Ishanka Ranatunga

Software Engineer | Tech Geek

A quick guide to Serverless Framework with AWS Lambda

In my previous article, I talked about what Serverless is. In case you missed it, I suggest you to read it in here. 😄

So in this article I’m going to tell how to create a simple serverless function with AWS Lambda in a simple way. 😉 If you are familiar with AWS Lambda Console, you know the pain of creating and managing the Lambda function. Fortunately there are now so many frameworks that we can use to reduce our workload. When you start to use a framework you will know how simple it is.

Let me list down some of the framework that we can use.

From all of the above, I have been using the Serverless Framework for like a year to deploy my Lambdas. I found it’s really easy to use and configure. Also, there are lot a plugins for that framework by its’ great community. 🙇‍♂️


If you want to use another provider instead of AWS, it’s really easy to migrate. You just need to modify few lines and you are good to go. It’s that simple. 😉

So, in this article I’m going to show you how to create and deploy a simple NodeJs Lambda function with Serverless Framework. Let’s get started!

Firstly, we need to install the serverless framework using the following command.

npm install -g serverless

After installing the npm package, we can either use serverless or sls which are equivalent commands.

Now we need to configure the AWS IAM User credentials for Serverless Framewrok. To do that run the following command. If you don’t know how to get those, you can refer this guide.

serverless config credentials --provider aws --key AWS_ACCESS_KEY --secret AWS_SECRET

To create a serverless project, they have given us boilerplates for each language and the providers they support. You can find all of them here. In this case we are going to initiate the project with the following command for NodeJs.

serverless create --template aws-nodejs --path simple-lambda

Now we have two files named handler.js and serverless.yml inside the directory. The handler.js file basically contains our lambda function code. Here we can add more functions as much as we need for our project.

The serverless.yml is where the magic happens. This file contains the configuration of our project where it defines the details of the service provider, environment variables,  functions, resources, serverless plugins etc.

For every function that you write in the handler.js file, you need to configure here. Basically that configurations are responsible for creating API Gateway routes for the functions.

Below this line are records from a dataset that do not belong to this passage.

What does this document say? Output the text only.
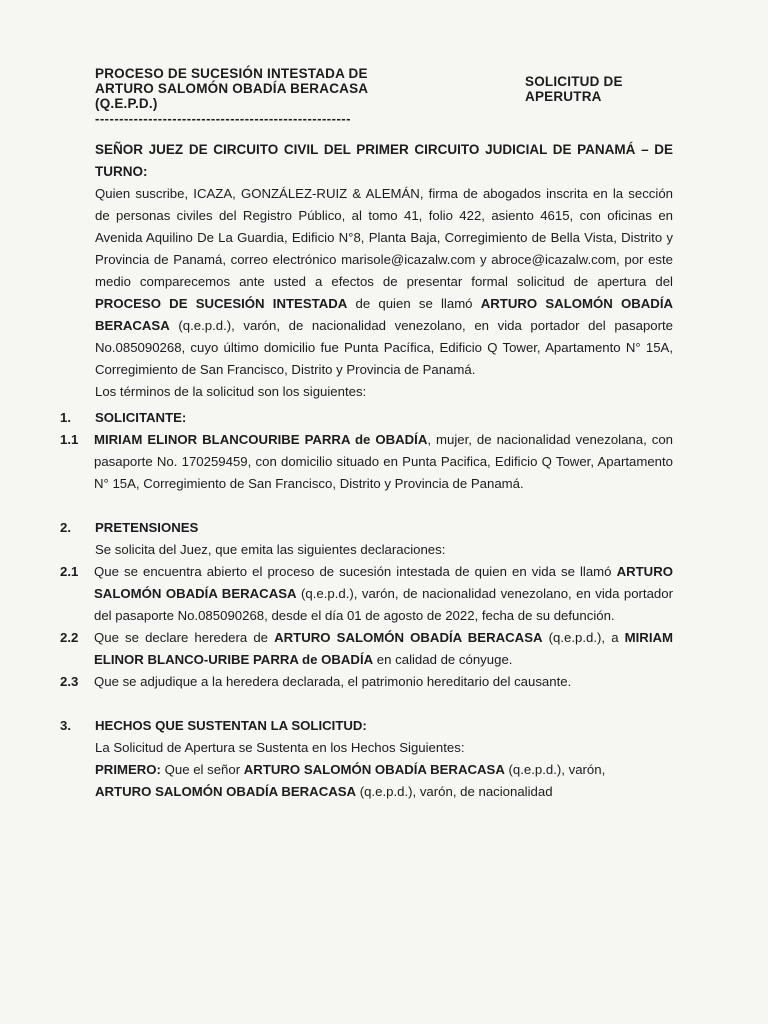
PROCESO DE SUCESIÓN INTESTADA DE
ARTURO SALOMÓN OBADÍA BERACASA
(Q.E.P.D.)
-----------------------------------------------------
SOLICITUD DE
APERUTRA
SEÑOR JUEZ DE CIRCUITO CIVIL DEL PRIMER CIRCUITO JUDICIAL DE PANAMÁ – DE TURNO:
Quien suscribe, ICAZA, GONZÁLEZ-RUIZ & ALEMÁN, firma de abogados inscrita en la sección de personas civiles del Registro Público, al tomo 41, folio 422, asiento 4615, con oficinas en Avenida Aquilino De La Guardia, Edificio N°8, Planta Baja, Corregimiento de Bella Vista, Distrito y Provincia de Panamá, correo electrónico marisole@icazalw.com y abroce@icazalw.com, por este medio comparecemos ante usted a efectos de presentar formal solicitud de apertura del PROCESO DE SUCESIÓN INTESTADA de quien se llamó ARTURO SALOMÓN OBADÍA BERACASA (q.e.p.d.), varón, de nacionalidad venezolano, en vida portador del pasaporte No.085090268, cuyo último domicilio fue Punta Pacífica, Edificio Q Tower, Apartamento N° 15A, Corregimiento de San Francisco, Distrito y Provincia de Panamá.
Los términos de la solicitud son los siguientes:
1.	SOLICITANTE:
1.1	MIRIAM ELINOR BLANCOURIBE PARRA de OBADÍA, mujer, de nacionalidad venezolana, con pasaporte No. 170259459, con domicilio situado en Punta Pacifica, Edificio Q Tower, Apartamento N° 15A, Corregimiento de San Francisco, Distrito y Provincia de Panamá.
2.	PRETENSIONES
Se solicita del Juez, que emita las siguientes declaraciones:
2.1	Que se encuentra abierto el proceso de sucesión intestada de quien en vida se llamó ARTURO SALOMÓN OBADÍA BERACASA (q.e.p.d.), varón, de nacionalidad venezolano, en vida portador del pasaporte No.085090268, desde el día 01 de agosto de 2022, fecha de su defunción.
2.2	Que se declare heredera de ARTURO SALOMÓN OBADÍA BERACASA (q.e.p.d.), a MIRIAM ELINOR BLANCO-URIBE PARRA de OBADÍA en calidad de cónyuge.
2.3	Que se adjudique a la heredera declarada, el patrimonio hereditario del causante.
3.	HECHOS QUE SUSTENTAN LA SOLICITUD:
La Solicitud de Apertura se Sustenta en los Hechos Siguientes:
PRIMERO: Que el señor ARTURO SALOMÓN OBADÍA BERACASA (q.e.p.d.), varón,
ARTURO SALOMÓN OBADÍA BERACASA (q.e.p.d.), varón, de nacionalidad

So what if we want to test the code that we wrote is working? For that we can use the following command;

serverless invoke --function hello --log

This command will run our hello function and give us the logs.

Okay, then what about if we need a local API for all the functions?

This is where a plugin comes handy. We can use a plugin called serverless-offline which will help us to run a local API for our project. Installing a plugin is simple. You just need to install the npm package and add the plugin name to the serverless.yml.

npm install serverless-offline

After adding the plugin to the serverless.yml, it should look like this;

Now you can run the following command to create the local API for your project.

serverless offline start

Serverless: Starting Offline: dev/us-east-1.
Serverless: Routes for hello:
Serverless: GET /
Serverless: POST /{apiVersion}/functions/simple-lambda-dev-hello/invocations

Serverless: Offline [HTTP] listening on http://localhost:3000
Serverless: Enter "rp" to replay the last request

Now you can make a GET request to http://localhost:3000/ and see the response.

Once we are done with testings, we can use the following command to deploy the our code to AWS.

serverless deploy

Serverless: Packaging service...
Serverless: Excluding development dependencies...
Serverless: Creating Stack...
Serverless: Checking Stack create progress...
Serverless: Stack create finished...
Serverless: Uploading CloudFormation file to S3...
Serverless: Uploading artifacts...
Serverless: Uploading service file to S3 (386 B)...
Serverless: Validating template...
Serverless: Updating Stack...
Serverless: Checking Stack update progress...
Serverless: Stack update finished...
Service Information
service: simple-lambda
stage: dev
region: us-east-1
stack: simple-lambda-dev
resources: 9
api keys:
  GET -
  hello: simple-lambda-dev-hello

This will deploy all the functions, resources, events that you defined in the serverless.yml.

Yey! Now you have an endpoint for your deployed Lambda function.


If you want to see the logs of your deployed Lambda function you can use;

serverless logs --function hello

START RequestId: 7ffe81b5-3221-46cd-aaab-61ce7921148e Version: $LATEST
END RequestId: 7ffe81b5-3221-46cd-aaab-61ce7921148e
REPORT RequestId: 7ffe81b5-3221-46cd-aaab-61ce7921148e  Duration: 2.46 ms       Billed Duration: 100 ms Memory Size: 1024 MB    Max Memory Used: 59 MB  Init Duration: 1.68 ms

Visit the official docs if you want to find out more about the logs.

Okay, what if you want to remove the functions which you deployed? Again, it’s just one simple command.

serverless remove

Serverless: Getting all objects in S3 bucket...
Serverless: Removing objects in S3 bucket...
Serverless: Removing Stack...
Serverless: Checking Stack removal progress...
Serverless: Stack removal finished...

Look how simple was that. Now you can really focus on your code and make your life easier with AWS Lambda.